"Aku tidak akan mundur, Hanafi," kata Yono akhirnya. "Aku sudah membuat janji kepada rakyat. Aku tahu ini akan berat, tapi kita tidak bisa kembali ke masa lalu. Kalau kita biarkan korupsi merajalela lagi, aku tidak hanya kehilangan jabatan, tapi juga kehormatan."
Hanafi menatap Presiden dengan penuh hormat, meskipun ia tahu jalan di depan akan penuh dengan rintangan. "Baik, Pak. Saya akan pastikan semua persiapan dilakukan untuk menghadapi tekanan ini. Tapi Anda harus siap, mungkin serangan mereka akan semakin keras."
Dengan tekad yang bulat, Yono memutuskan untuk melanjutkan langkah-langkah reformasi yang sudah dimulai. Ia tahu bahwa pertarungan ini tidak hanya tentang dirinya, tetapi tentang masa depan bangsa. Dan ia bersumpah, apapun yang terjadi, ia akan bertarung sampai akhir.
Bab 8: Pertarungan di Balik Layar
Malam itu, di salah satu hotel bintang lima di Jakarta, para tokoh penting dari berbagai partai politik dan pengusaha besar berkumpul dalam sebuah pertemuan rahasia. Di tengah gemerlap lampu kota, mereka sedang merancang skenario yang bisa menggoyahkan pemerintahan Presiden Yono.

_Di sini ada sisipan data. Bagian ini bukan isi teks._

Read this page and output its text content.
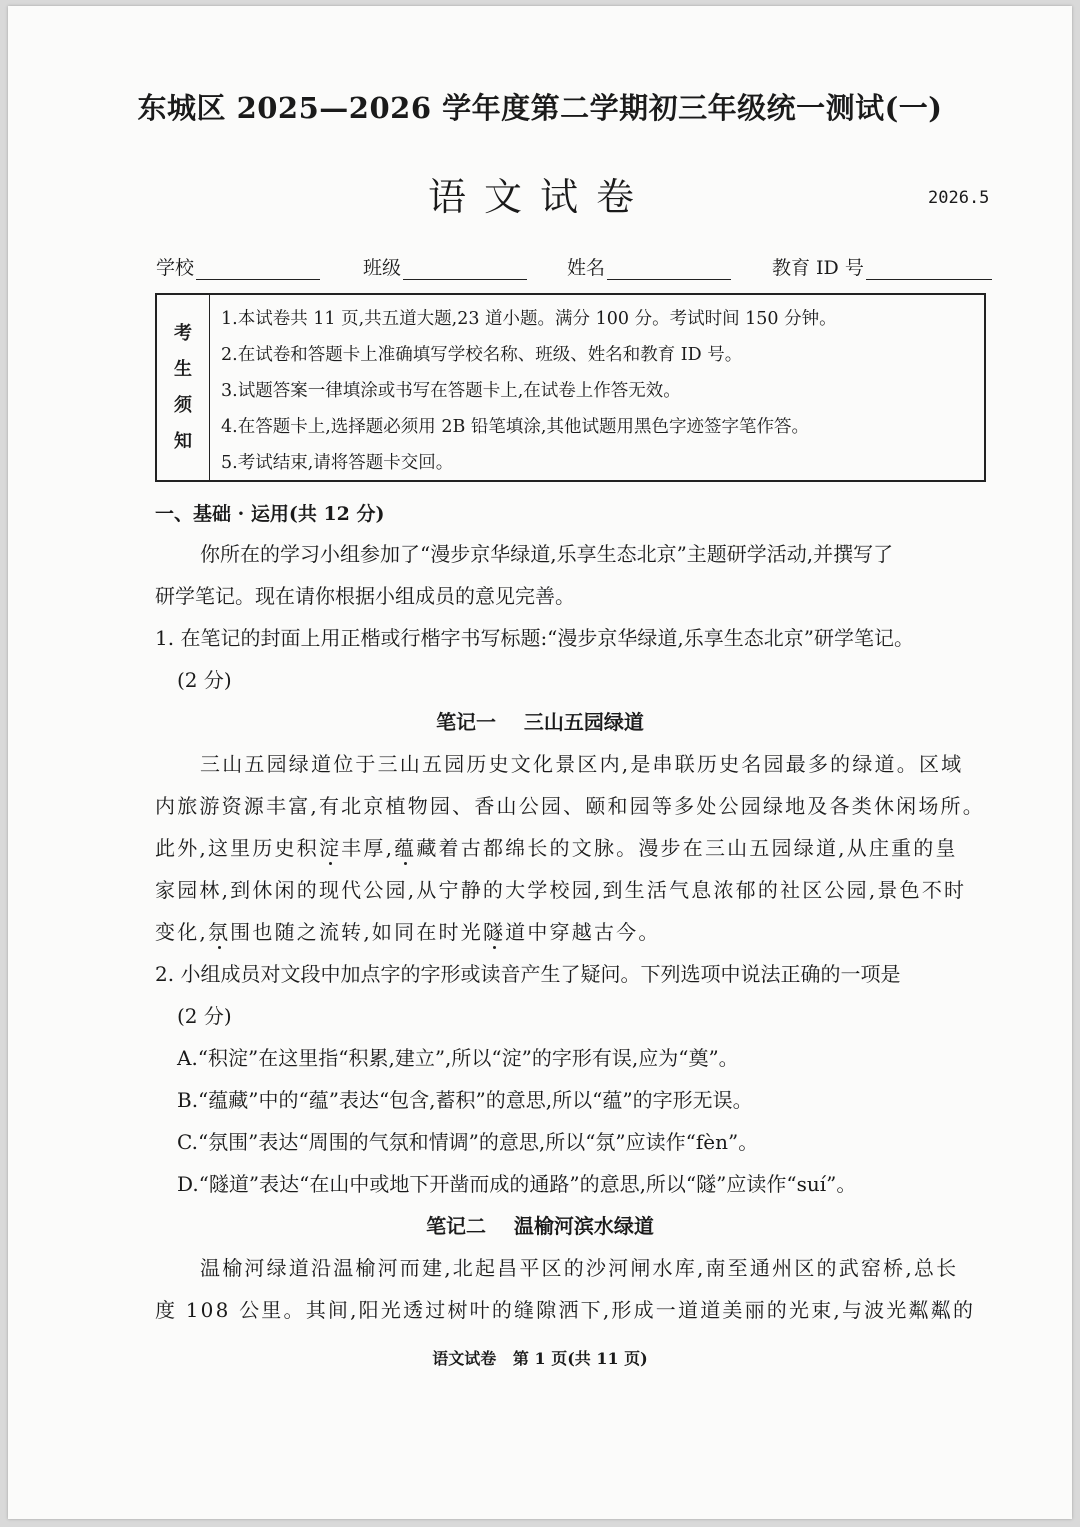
东城区 2025—2026 学年度第二学期初三年级统一测试(一)
语文试卷	2026.5
学校	班级	姓名	教育 ID 号
考
生
须
知
1.本试卷共 11 页,共五道大题,23 道小题。满分 100 分。考试时间 150 分钟。
2.在试卷和答题卡上准确填写学校名称、班级、姓名和教育 ID 号。
3.试题答案一律填涂或书写在答题卡上,在试卷上作答无效。
4.在答题卡上,选择题必须用 2B 铅笔填涂,其他试题用黑色字迹签字笔作答。
5.考试结束,请将答题卡交回。
一、基础 · 运用(共 12 分)
你所在的学习小组参加了“漫步京华绿道,乐享生态北京”主题研学活动,并撰写了
研学笔记。现在请你根据小组成员的意见完善。
1. 在笔记的封面上用正楷或行楷字书写标题:“漫步京华绿道,乐享生态北京”研学笔记。
(2 分)
笔记一    三山五园绿道
三山五园绿道位于三山五园历史文化景区内,是串联历史名园最多的绿道。区域
内旅游资源丰富,有北京植物园、香山公园、颐和园等多处公园绿地及各类休闲场所。
此外,这里历史积淀丰厚,蕴藏着古都绵长的文脉。漫步在三山五园绿道,从庄重的皇
家园林,到休闲的现代公园,从宁静的大学校园,到生活气息浓郁的社区公园,景色不时
变化,氛围也随之流转,如同在时光隧道中穿越古今。
2. 小组成员对文段中加点字的字形或读音产生了疑问。下列选项中说法正确的一项是
(2 分)
A.“积淀”在这里指“积累,建立”,所以“淀”的字形有误,应为“奠”。
B.“蕴藏”中的“蕴”表达“包含,蓄积”的意思,所以“蕴”的字形无误。
C.“氛围”表达“周围的气氛和情调”的意思,所以“氛”应读作“fèn”。
D.“隧道”表达“在山中或地下开凿而成的通路”的意思,所以“隧”应读作“suí”。
笔记二    温榆河滨水绿道
温榆河绿道沿温榆河而建,北起昌平区的沙河闸水库,南至通州区的武窑桥,总长
度 108 公里。其间,阳光透过树叶的缝隙洒下,形成一道道美丽的光束,与波光粼粼的
语文试卷   第 1 页(共 11 页)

Di ruang pertemuan yang dipenuhi dengan percakapan pelan, tampak sosok Rendra, seorang menteri senior yang dikenal sangat berpengaruh dalam kabinet. Ia sedang berbicara dengan beberapa tokoh politik yang memiliki peran penting dalam pemerintahan Yono. Mereka adalah sosok yang sebelumnya mendukung Yono, namun mulai merasa langkah-langkah reformasi yang diambil terlalu berisiko bagi kepentingan mereka.
"Kita tidak bisa membiarkan ini terus berjalan," ujar Rendra dengan nada serius. "Reformasi ini akan menghancurkan kita. KPK sudah mulai memeriksa beberapa kasus yang sangat dekat dengan kita. Kalau Yono terus memperkuat mereka, kita semua bisa hancur."

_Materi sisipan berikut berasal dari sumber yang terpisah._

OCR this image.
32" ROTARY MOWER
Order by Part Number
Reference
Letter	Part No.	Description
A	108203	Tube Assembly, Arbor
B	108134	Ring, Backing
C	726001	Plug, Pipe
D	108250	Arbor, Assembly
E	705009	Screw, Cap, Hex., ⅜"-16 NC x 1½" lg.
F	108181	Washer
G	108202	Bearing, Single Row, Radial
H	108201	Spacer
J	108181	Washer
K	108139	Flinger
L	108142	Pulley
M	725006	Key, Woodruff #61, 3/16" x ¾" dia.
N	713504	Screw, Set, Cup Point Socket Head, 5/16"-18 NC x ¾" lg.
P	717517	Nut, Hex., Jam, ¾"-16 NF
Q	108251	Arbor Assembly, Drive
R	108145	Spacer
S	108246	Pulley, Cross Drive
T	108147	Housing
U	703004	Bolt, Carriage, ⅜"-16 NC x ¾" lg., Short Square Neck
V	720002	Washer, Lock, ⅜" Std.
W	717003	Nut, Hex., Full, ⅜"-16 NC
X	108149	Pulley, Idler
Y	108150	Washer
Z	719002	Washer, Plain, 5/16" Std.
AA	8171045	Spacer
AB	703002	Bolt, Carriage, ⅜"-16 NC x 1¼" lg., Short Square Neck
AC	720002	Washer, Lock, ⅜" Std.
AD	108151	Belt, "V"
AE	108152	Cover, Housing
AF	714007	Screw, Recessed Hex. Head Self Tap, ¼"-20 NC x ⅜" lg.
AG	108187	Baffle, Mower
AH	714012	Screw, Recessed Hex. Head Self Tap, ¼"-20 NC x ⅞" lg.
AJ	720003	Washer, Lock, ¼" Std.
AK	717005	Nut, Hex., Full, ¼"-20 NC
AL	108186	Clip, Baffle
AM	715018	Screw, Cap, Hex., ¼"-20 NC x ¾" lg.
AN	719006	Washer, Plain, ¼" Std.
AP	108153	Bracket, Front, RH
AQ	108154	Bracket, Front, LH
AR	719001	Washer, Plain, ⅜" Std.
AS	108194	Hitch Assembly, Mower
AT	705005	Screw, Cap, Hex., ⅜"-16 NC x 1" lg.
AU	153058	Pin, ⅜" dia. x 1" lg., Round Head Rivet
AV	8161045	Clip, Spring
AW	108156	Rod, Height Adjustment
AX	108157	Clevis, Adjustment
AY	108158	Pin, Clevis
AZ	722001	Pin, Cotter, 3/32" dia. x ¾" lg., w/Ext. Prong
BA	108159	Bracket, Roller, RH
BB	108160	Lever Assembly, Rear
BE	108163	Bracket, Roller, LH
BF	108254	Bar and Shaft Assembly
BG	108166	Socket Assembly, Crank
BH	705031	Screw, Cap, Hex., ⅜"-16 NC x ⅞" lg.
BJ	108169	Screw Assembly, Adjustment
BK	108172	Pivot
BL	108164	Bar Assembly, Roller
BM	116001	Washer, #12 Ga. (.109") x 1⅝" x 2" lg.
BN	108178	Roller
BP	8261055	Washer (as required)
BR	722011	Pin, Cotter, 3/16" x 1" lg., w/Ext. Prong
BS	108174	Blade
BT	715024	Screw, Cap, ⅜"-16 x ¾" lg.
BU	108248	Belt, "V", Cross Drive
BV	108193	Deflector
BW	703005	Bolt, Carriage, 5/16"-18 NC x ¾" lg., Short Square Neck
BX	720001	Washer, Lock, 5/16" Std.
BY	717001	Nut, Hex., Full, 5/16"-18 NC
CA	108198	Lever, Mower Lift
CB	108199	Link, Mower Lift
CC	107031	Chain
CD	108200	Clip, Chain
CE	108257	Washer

Seorang pengusaha besar yang memiliki jaringan luas di pemerintahan menimpali, "Benar. KPK seolah-olah sudah dibangkitkan kembali. Padahal, kita sudah berhasil menjinakkan mereka selama beberapa tahun terakhir. Ini bisa menjadi ancaman besar bagi bisnis kita."

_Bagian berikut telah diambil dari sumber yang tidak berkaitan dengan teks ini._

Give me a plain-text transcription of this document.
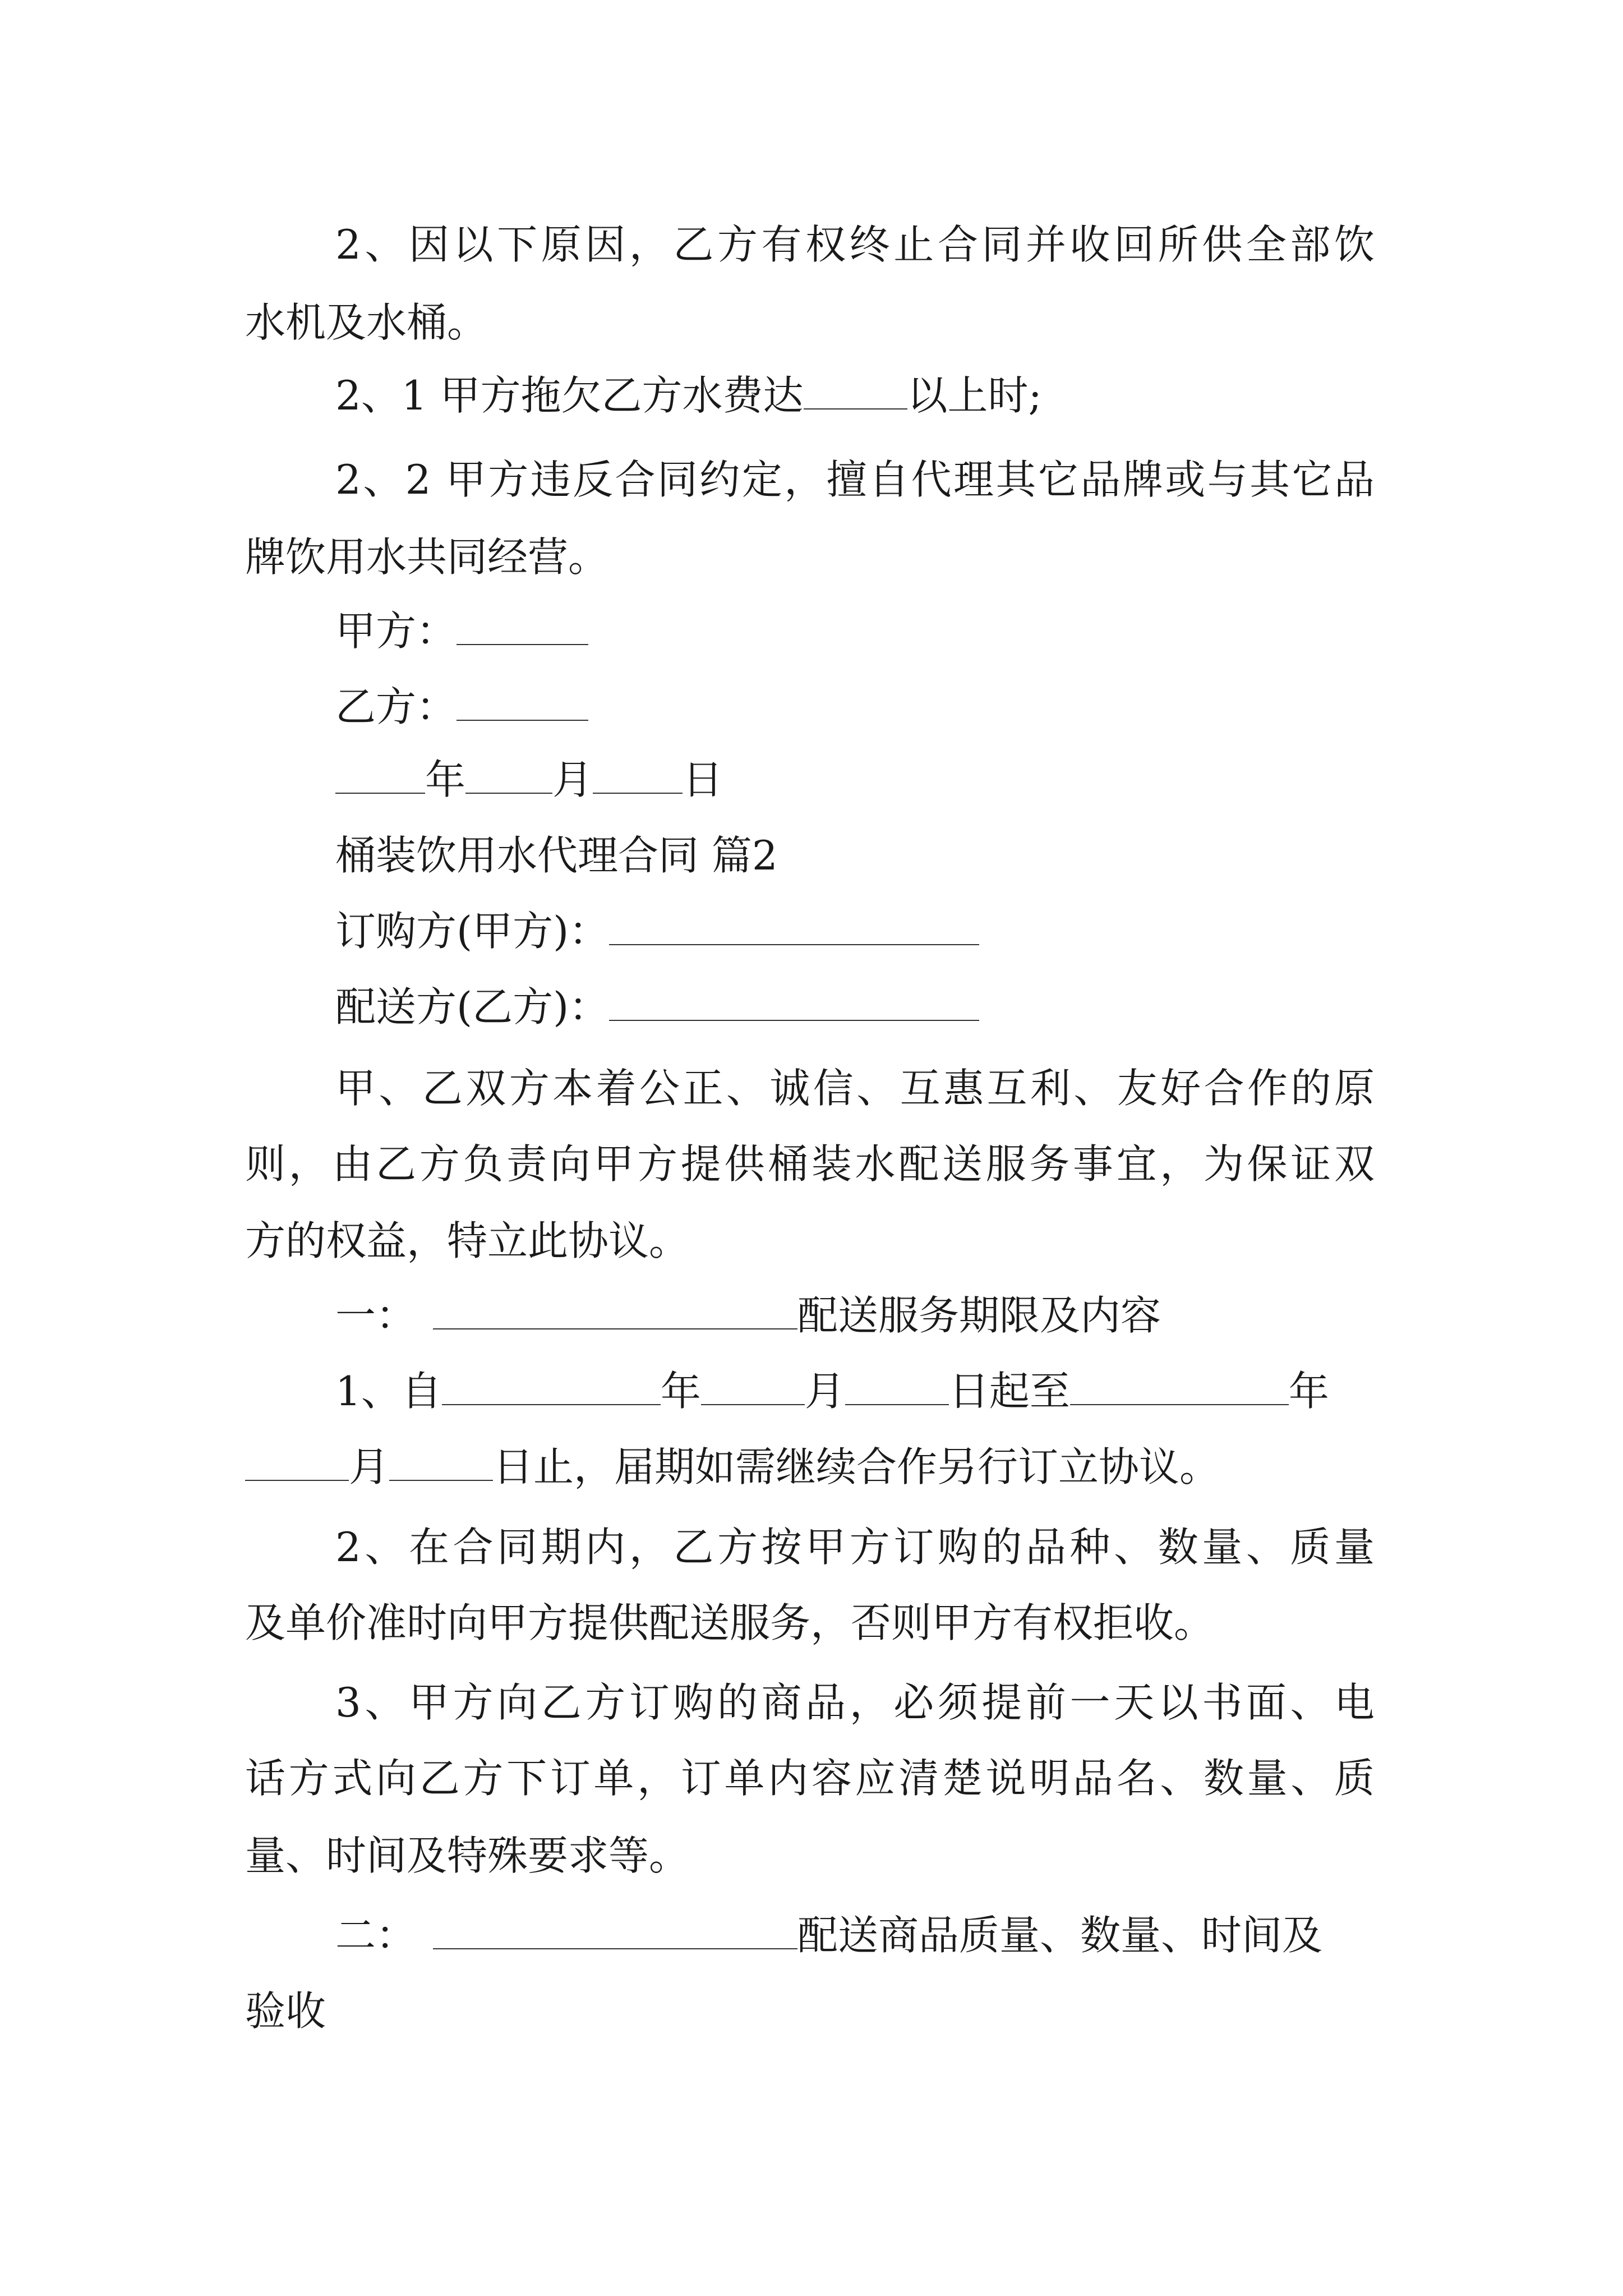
2、因以下原因，乙方有权终止合同并收回所供全部饮
水机及水桶。
2、1 甲方拖欠乙方水费达	以上时;
2、2 甲方违反合同约定，擅自代理其它品牌或与其它品
牌饮用水共同经营。
甲方：
乙方：
年 月 日
桶装饮用水代理合同 篇2
订购方(甲方)：
配送方(乙方)：
甲、乙双方本着公正、诚信、互惠互利、友好合作的原
则，由乙方负责向甲方提供桶装水配送服务事宜，为保证双
方的权益，特立此协议。
一：	配送服务期限及内容
1、自	年	月	日起至	年
月	日止，届期如需继续合作另行订立协议。
2、在合同期内，乙方按甲方订购的品种、数量、质量
及单价准时向甲方提供配送服务，否则甲方有权拒收。
3、甲方向乙方订购的商品，必须提前一天以书面、电
话方式向乙方下订单，订单内容应清楚说明品名、数量、质
量、时间及特殊要求等。
二：	配送商品质量、数量、时间及
验收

Salah satu anggota partai besar, Pak Joko, berbicara dengan nada lebih tenang, namun sarat dengan ketegasan. "Kita perlu mengambil langkah. Jika Yono tidak bisa dikendalikan, kita harus mempertimbangkan opsi yang lebih ekstrem. Ada cara untuk menekan dia."
"Bagaimana caranya?" tanya Rendra. "Jika kita melakukan perlawanan secara terang-terangan, publik bisa balik menyerang kita."
Pak Joko tersenyum tipis. "Ada cara-cara halus. Kita bisa menciptakan krisis politik. Jika situasi negara mulai kacau, Yono akan terlihat tidak kompeten. Lalu kita punya alasan kuat untuk menuntut pengunduran dirinya atau setidaknya mengurangi pengaruhnya."
Rendra dan para pengusaha yang hadir mendengar dengan penuh perhatian. Mereka menyadari bahwa permainan ini adalah tentang kekuasaan dan pengaruh, dan mereka harus memikirkan langkah cerdas yang bisa menekan Yono tanpa terlihat sebagai ancaman langsung.